Linux – Bash script to find folders containing a specific subfolder, and then copying to new directory while preserving parent name

bashlinuxscript

I'll try to be as specific as possible. I have a Packages folder containing subfolders with various names, but in each of those subfolders there will always be a dist folder. I want to find the folders containing dist, and then move/copy only dist and its parent folder to a new directory.

Example:

Current path structure is as below:

~/Documents/Packages/core-types/dist
~/Documents/Packages/graphql-utils/dist
~/Documents/Packages/manuscript-assets/dist

NOTE: core-types, graphql, etc., all contain subfolders in addition to dist; otherwise this would be much more straightforward…

I am trying set it up so that when these paths are migrated to a new directory,
say, ~/Documents/Artifacts/, it will look like:

~/Documents/Artifacts/core-types/dist
~/Documents/Artifacts/graphql-utils/dist
~/Documents/Artifacts/manuscript-assets/dist

Here's the script I hacked together in case someone can offer guidance:

#!/bin/bash
find ~/Documents/Packages -name dist -print \
| sort -u \
      | while read olddir
        do 
          moveto="~/Documents/Artifacts/$(echo \"$olddir\" | cut -d\/ -f 6)"
          mv "$olddir" "$moveto"
        done

There has to be a better way to accomplish this…

Best Answer

I don’t mean to be flippant, but you have two issues:

  1. Identifying the subdirectories named dist, and
  2. moving or copying them into the Artifacts directory.

This is quite a bit easier if we use relative pathnames.  If you absolutely need to use absolute pathnames (har har), say so.

Here are two ways to do step 1 (identifying the subdirectories named dist):

find

#!/bin/sh
cd ~/Documents/Packages &&
find . -name dist -type d -exec sh -c 'for d do parent="${d%/*}"; \
                                                mkdir -p "../Artifacts/$parent"; \
                                                mv "$d" "../Artifacts/$parent"; done' \
                                                sh {} +

(You can put the find command all on one line if you want.)  This goes into ~/Documents/Packages, so we can use relative pathnames.  A fairly straightforward use of the -name and -type tests of find to identify (sub)directories named dist.  Use the -exec action to pass their names to a miniature shell script.

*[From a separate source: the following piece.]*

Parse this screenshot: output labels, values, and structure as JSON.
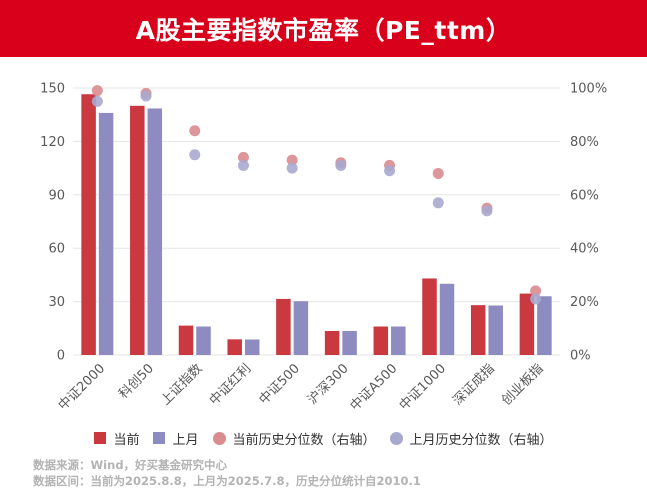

The script loops over its arguments.  For each one, it identifies the parent directory by removing / and a pathname level from the right.  For example, the parent of ./core-types/dist is ./core-types.  (Remember; we are in ~/Documents/Packages and looking at ., so we are seeing relative pathnames.)  I could have said parent="${d%/dist}", but I wanted to keep it generic.  Create the destination/parent directory — for example, ../Artifacts/./core-types.  (The extra ./ is ignored; /./ acts like /, so this creates ../Artifacts/core-types, which is ~/Documents/Packages/../Artifacts/core-types, which is ~/Documents/Artifacts/core-types.)  We then move the dist directory into that directory.

bash Pathname Expansion

This depends on a feature of bash that is not present in all shells.  (For that matter, it might not be in all versions of bash.)

#!/bin/bash
cd ~/Documents/Packages && shopt -s globstar &&
for d in **/dist/; do d="${d%/}"; parent="${d%/*}";
                                  mkdir -p "../Artifacts/$parent";
                                  mv "$d" "../Artifacts/$parent"; done

Set the globstar shell option (shopt), which causes ** to do a recursive search.  Then loop through **/dist/.  If we said **/dist, that would find all files and directories named dist; adding the / at the end constrains the search to (sub)directories only.  For each one, execute a bunch of commands.

**/dist/ gives us the directory names in the form core-types/dist/ (with the / at the end, as we specified).  d="${d%/}" strips off that trailing slash.  The rest of the code is the same.

Note: this will not look under top-level directories whose names begin with . (e.g., ~/Documents/Packages/.memories/dist) unless you add the dotglob option.

Step 2

If you want to copy instead of move, just change mv to cp -R in either of the above commands.